2.     Com quantos anos você se tornou um líder? Como aconteceu isso?

Iniciei no ativismo social, através da música rap, no inicio de 1992, a música transformou minha vida, com o tempo, percebi que era urgente levar esse discurso das músicas para as práticas cotidianas e agregar mais setores, inclusive, quem nem gosta de rap, para um objetivo maior. As favelas são territórios ricos e diversos em cultura e criatividade, logo, precisávamos ter o rap e os outros elementos do Hip Hop, como o grafite, o dj e o break, como janelas de acesso para outras linguagens,  para poder gerar uma mobilização, e ter uma agenda comum com outros setores das comunidades, que não dialogam com o Hip Hop, e fazer dessa cultura de rua uma forma de ampliar os horizontes de visão de mundo e servir de pontes com o mundo do asfalto.

 

3.     Como a música e o cinema podem ajudar os moradores da periferia?

A música é um dos maiores formas de inclusão das favelas, o cinema, durante muito tempo, foi algo distante basta ver os dados da quantidade de salas de cinema, e eles vão se agravar mais, quando analisamos os dados de acesso a 7ª arte. A CUFA tem um princípio;romper a lógica de ser coadjuvante da própria historia, isso significa, que muita gente já retratou as favelas , agora chegou a hora das posições se inverterem, por isso, lançamos nacionalmente, o CINE CUFA (ww.cinecufa.com.br), e mais recentemente foi lançada a CUFA FILMES, pois no primeiro momento iniciamos um dialogo com o que tem de melhor no cinema, na comunicação e na múcia como : Caca Diegues, Caetano veloso, Katia Lund, Paula Lavigne, Ivana Bentes, dentre outros. Na área da música, seguimos a mesma lógica, onde mais recentemente, foi realizado na cidade do Rio de Janeiro, o Favela Festival ( www.favelafestival.com.br), que surge para valorizar, fortalecer e ser a vitrine do que se tem produzido de melhor na musica brasileira.

 

 

4.     A mudança na economia brasileira nos últimos 10 anos tem chamado a atenção dos governantes para a força de consumo dos moradores das favelas. Você acha que esse interesse das grandes marcas é positivo ou atrapalha o desenvolvimento das ações sociais?

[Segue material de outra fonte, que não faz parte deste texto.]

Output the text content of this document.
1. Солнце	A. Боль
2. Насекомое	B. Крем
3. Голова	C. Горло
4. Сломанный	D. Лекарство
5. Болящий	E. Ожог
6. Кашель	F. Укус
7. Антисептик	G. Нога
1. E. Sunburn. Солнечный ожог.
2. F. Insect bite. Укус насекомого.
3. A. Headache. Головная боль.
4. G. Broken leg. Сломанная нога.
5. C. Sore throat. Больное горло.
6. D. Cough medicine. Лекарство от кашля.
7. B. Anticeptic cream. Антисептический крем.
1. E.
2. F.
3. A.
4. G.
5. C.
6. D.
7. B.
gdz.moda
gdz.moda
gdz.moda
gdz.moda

Sempre que  nossa comunidade se torna interessante, por algo que vai além do crime,  das tragédias e da eleição, vejo como positivo. O consumo tem sido importante, pois apesar de caminhar para o ranking das maiores economias, somos frutos de uma sociedade mal resolvida, que não superou as sequelas da escravidão,  que assassinou seus índios, e que ainda se guia por uma cultura baseada na casa grande e senzala. Numa sociedade capitalista, o consumo vem ser a forma de democratizar para grandes contingentes da população, o acesso a riqueza e as oportunidades, acumulada na mão de poucos. O fato  das marcas se interessarem pelas favelas, comprova que a cada dia cresce um movimento onde as favelas começam a ditar suas próprias regras, a desenvolver suas tecnologias, a produzir seus próprios conhecimentos, e decretar o fim dos intermediários e falar por conta própria, sua visão de mundo, seus interesses e seus sonhos.

 

5.     Na Copa 2014 e nas Olimpíadas 2016, o mundo inteiro vai voltar os olhos para o Brasil. Como a CUFA planeja aproveitar estes dois grandes momentos?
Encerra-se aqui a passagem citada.